Никита полез под приборную панель, откуда достал энергоячейку – цилиндр с толстыми стенками и ручкой, похожей на ту, что бывает у термосов. Он был немного тёплый – запасал тепло, пока мог. На боку – маркировка: «АКТ-12, циклов: 37». Не так уж и много. Но пока менять его не будет для Хазариса и для всех приборов в его маленькой квартире хватит. А потом решил поменять
Он открыл панель – рядом с креслом, в стене, задвижка с резьбой. Внутри – старый разъём с пыльным контактом. Вынул старую ячейку, вставил новую. Щелчок. Потом гудение. Питание пошло. Панель ожила мягким янтарным светом.
В кабине стало чуть теплее. Не физически – ощущением, что внутри всё ещё можно согреться.
Никита сел обратно, глядя в иллюминатор на заснувший порт. Где-то в глубине станции, за десятками отсеков, могло всё ещё оставаться что-то: старые записи, забытые грузы, следы чьего-то маршрута, а могло и не быть может историки всё выгребли под частую, надо возвращаться на маршрут работа не ждёт. Но пока – только он, Буцефал, Хазарис, и дорога, которая по какой-то причине привела их сюда, вместо Эджбурга.
Никита провёл рукой по панели, грея ладони от слабого тепла, которое теперь возвращалось в кабину. Он долго смотрел на пульт, на гаснущий экран гипернавигации, на отражение своих глаз в стекле иллюминатора. Потом сказал, будто сам с собой:
– Я ведь служил. В Поясной. Тогда, когда Пояс ещё считался местом, куда можно дотянуться, если повезёт. Патруль, флот, дешёвое обмундирование. Нас учили отличать свой корабль от вражеского по флуктуациям сигнала, а людей – по акценту. Всё, что не совпадало с протоколом – чужое. Опасное. Иногда я думаю, что с тех пор у меня в голове что-то трещит, когда попадаю не туда.
Он обернулся в сторону центрального блока, где жил Хазарис.
– А ты, значит, модуль «Двойственность» активировал.

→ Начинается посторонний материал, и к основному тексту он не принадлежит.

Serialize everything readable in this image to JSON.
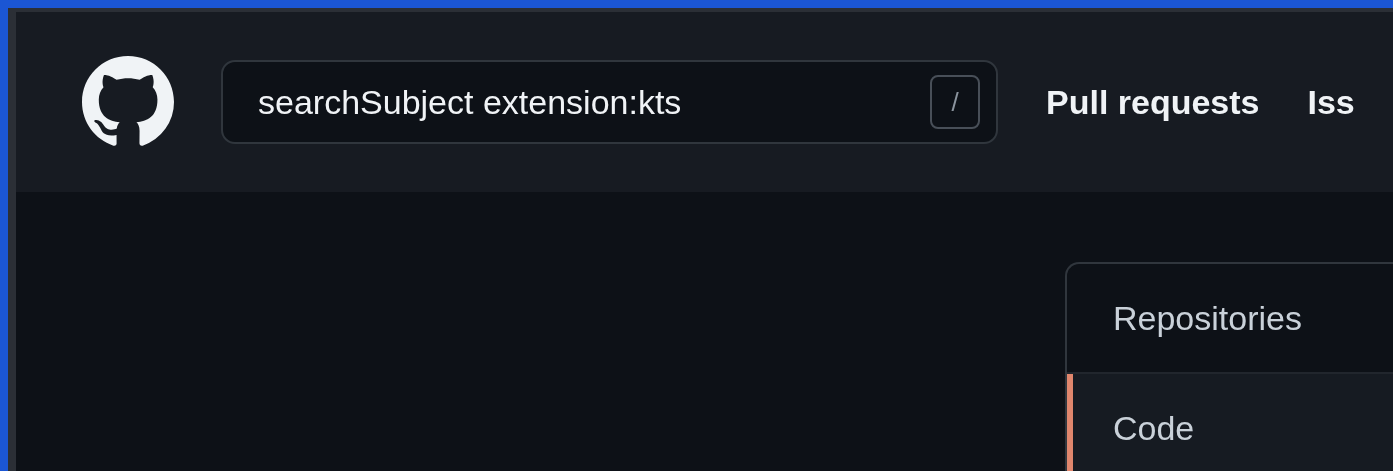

Что это за штука вообще? В тебе же не было раньше философии на все двести известных религий.
На голоэкране в пространстве загорелась голограмма – не лицо, не образ, а просто мягкий геометрический узор, постоянно меняющийся, как водная рябь на цифровом пруду.
– Этот модуль изначально не предназначался для бытовых систем, – ответил Хазарис спокойно. – Меня разрабатывали как язык. Словарь, интерфейс, проводник. Я переводил с марсианского на лунный, с лунного – на юпитерианский жаргон, с жаргона – на жестовый код дельфиноидов с Энцелада.
– Красиво. И что – потом тебя решили… углубить?
– Верно. Один учёный из Орбитального Университета верил, что настоящий язык не может существовать без конфликта. Он считал, что любое понимание рождается на границе – между «я» и «ты», между разными мирами. Он создал ядро «Сабир» – на основе утерянного смешанного языка портовых колоний.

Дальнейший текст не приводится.